November 22, 2020

In NYC, It’s Bill vs. Andy vs. you and me

 

HARRY SIEGEL, DAILY NEWS

For months, the question was what America would learn from New York City’s brutal experience as the coronavirus rapidly overwhelmed our “disease detectives” and “tracing army” along with our hospitals and morgues before subsiding over the summer even as it started to spread across the rest of the country.

The question is what, if anything, New York has learned 24,188 deaths later as of Friday, with the virus having claimed more lives here this year than have been lost to murders this century, including on 9/11, and as positivity rates and hospitalization numbers are again shooting up ahead of what could be a dark winter.

The answer is not much, judging from how the city has closed its schools again even as bars and restaurants and gyms remain open and despite a trove of new studies showing that schools haven’t been hubs of transmission. That’s happened because of the competing metrics the governor and mayor insist on using and the competing thresholds they’ve established based on those competing metrics for making shutdown decisions, to be announced at competing press conferences.

Fundamentally, Andrew Cuomo and Bill de Blasio — both of whom like to offer themselves as surrogate father figures while roping their own families into those performances — can’t get on the same page, leaving New Yorkers with no clear way to understand and plan for government decisions that immediately impact our work, school and home lives.
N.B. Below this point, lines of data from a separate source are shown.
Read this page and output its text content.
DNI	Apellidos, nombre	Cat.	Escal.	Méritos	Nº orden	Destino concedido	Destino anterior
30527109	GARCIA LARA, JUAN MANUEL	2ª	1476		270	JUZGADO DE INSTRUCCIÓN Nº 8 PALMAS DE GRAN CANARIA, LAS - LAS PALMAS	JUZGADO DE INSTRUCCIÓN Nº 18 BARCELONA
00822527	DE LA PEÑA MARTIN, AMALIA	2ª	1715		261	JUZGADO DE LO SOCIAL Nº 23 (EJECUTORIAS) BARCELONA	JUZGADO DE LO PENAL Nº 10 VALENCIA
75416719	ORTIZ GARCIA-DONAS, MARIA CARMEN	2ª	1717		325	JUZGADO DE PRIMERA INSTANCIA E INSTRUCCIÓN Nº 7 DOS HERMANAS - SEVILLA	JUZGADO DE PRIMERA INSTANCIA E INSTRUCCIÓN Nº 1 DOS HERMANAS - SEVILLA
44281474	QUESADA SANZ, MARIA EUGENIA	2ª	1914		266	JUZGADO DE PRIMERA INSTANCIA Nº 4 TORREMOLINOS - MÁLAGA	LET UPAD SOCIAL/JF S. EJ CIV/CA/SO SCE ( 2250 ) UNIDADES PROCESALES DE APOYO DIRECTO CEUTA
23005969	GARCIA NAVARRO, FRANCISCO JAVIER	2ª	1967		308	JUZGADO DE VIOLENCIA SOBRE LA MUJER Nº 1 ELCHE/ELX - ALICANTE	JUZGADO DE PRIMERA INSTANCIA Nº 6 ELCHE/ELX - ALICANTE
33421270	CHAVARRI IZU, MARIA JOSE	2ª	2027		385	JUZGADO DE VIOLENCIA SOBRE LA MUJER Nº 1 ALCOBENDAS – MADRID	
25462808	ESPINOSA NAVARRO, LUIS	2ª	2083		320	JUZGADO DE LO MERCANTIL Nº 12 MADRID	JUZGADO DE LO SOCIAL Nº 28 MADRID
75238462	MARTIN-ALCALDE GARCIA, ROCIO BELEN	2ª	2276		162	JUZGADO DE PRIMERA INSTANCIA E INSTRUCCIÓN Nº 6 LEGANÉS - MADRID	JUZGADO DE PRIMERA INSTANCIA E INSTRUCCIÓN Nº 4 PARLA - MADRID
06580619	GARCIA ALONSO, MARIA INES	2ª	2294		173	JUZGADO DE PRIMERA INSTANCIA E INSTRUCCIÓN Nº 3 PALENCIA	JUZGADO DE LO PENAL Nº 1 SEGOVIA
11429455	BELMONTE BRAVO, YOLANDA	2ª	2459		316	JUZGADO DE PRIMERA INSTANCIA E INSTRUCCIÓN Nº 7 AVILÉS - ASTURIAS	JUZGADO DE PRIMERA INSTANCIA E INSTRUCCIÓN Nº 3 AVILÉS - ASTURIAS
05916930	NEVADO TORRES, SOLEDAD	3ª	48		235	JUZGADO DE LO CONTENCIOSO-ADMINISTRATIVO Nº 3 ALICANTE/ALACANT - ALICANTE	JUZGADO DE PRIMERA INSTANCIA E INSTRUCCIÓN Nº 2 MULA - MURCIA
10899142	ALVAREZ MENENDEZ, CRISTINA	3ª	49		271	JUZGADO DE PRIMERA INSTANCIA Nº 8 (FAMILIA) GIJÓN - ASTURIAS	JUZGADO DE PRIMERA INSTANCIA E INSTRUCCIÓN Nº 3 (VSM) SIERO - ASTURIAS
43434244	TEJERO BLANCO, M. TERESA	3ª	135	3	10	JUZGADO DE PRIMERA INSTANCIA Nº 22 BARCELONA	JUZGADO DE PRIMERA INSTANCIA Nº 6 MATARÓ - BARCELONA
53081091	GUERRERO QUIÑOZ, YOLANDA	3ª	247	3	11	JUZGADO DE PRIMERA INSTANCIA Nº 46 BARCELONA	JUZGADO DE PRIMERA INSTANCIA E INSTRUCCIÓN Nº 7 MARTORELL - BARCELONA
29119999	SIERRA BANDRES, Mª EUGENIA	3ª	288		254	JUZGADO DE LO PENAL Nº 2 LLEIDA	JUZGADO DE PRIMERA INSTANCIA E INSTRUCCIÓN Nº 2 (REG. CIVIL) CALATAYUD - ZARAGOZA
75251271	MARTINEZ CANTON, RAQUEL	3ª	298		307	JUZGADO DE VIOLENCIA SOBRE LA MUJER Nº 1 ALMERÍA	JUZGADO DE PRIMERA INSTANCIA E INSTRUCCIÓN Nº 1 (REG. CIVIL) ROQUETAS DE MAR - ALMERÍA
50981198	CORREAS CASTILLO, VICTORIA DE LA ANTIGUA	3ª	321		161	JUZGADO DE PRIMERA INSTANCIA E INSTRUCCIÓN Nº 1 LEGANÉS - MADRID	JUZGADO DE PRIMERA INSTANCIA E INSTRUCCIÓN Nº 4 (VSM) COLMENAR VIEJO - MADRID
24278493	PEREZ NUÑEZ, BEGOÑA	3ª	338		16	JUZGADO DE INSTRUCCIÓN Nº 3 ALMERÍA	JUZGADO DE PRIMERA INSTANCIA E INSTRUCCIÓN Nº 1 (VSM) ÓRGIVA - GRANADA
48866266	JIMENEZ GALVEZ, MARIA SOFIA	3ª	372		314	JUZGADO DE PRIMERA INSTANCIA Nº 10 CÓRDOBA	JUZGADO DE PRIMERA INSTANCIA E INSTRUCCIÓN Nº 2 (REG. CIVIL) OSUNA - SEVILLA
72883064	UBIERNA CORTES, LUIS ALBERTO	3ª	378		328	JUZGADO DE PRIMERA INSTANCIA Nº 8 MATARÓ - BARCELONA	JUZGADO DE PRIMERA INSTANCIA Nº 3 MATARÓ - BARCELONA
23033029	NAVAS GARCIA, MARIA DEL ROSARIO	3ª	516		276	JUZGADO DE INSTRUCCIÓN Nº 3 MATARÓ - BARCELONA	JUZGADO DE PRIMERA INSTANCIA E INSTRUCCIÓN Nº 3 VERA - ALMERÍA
This is nothing new. The two have squabbled through public health crises going back to Ebola in 2014 and Legionnaires’ disease in 2015. This year, New Yorkers died after Cuomo delayed his “pause” of New York’s economy for a week as the virus raged because de Blasio had called for a “shelter in place” order. The mayor then shifted into cool uncle mode, bizarrely encouraging New Yorkers to get to the bar for one last round and taking himself to his gym in Park Slope for one last workout before the “pause” took effect.

Somehow, two men more concerned with message control than mission command keep making things worse through failure to communicate. There was Cuomo lashing out at a reporter Wednesday who said parents were confused about whether or not New York City’s school buildings were shutting down again and whether it was the mayor or governor who’d be making that call.

Cuomo, who’d already been told the mayor’s decision, called the question “obnoxious” and sneered: “No, they’re not confused. You’re confused…Read the law and you won’t be confused.”

Fact check: We’ve been confused. You all are confusing.

Speaking of obnoxious, Cuomo has been promoting his new book, “American Crisis: Leadership Lessons from the COVID-19 Pandemic,” claiming credit for New York’s record drop from its terrifying virus peak — which is a lot like Trump boasting about America’s “record” economic growth after its terrifying collapse — even while the numbers have started moving predictably back up as the temperature has dropped.

On Friday, Cuomo was named the winner of a special Emmy for “effective use of television during the pandemic,” since his “111 daily briefings worked so well because he effectively created television shows, with characters, plot lines, and stories of success and failure.” I bet he did great numbers in nursing homes.

At the same presser where he’d dodged the schools question by attacking the reporter (remind you of anyone?), Cuomo said that if things do get bad here again, it would be in spite of his micro-clusters and because of, well, the fatties and weaklings of New York:

“Just to make it very simple, if you socially distance and you wore a mask and you were smart, none of this would be a problem,” he said. “If you didn’t eat the cheesecake, you wouldn’t have a weight problem. It’s all self-imposed.”

Meantime, de Blasio flat-out says that he doesn’t have a plan for reopening schools now that he’s closed them, since he was too focused on getting them open in September to think much about this moment when it seemed so far off. Pathetic.

As is the mayor’s claim that he stuck with his 3% school closure threshold because that was a “social contract” with parents. Actually, that was a deal with the teachers union, whose president now says “If we want to keep our schools open, it’s up to everyone else.” De Blasio has had no issue breaking other promises to parents because of “different realities.” And as much as Cuomo relishes dunking on de Blasio, he’s not so eager to take on the UFT.

So here New Yorkers are, preparing for the worst while hampered and harried by the abject failure of our “leaders” to communicate with each other, or the rest of us. Some men, you just can’t reach.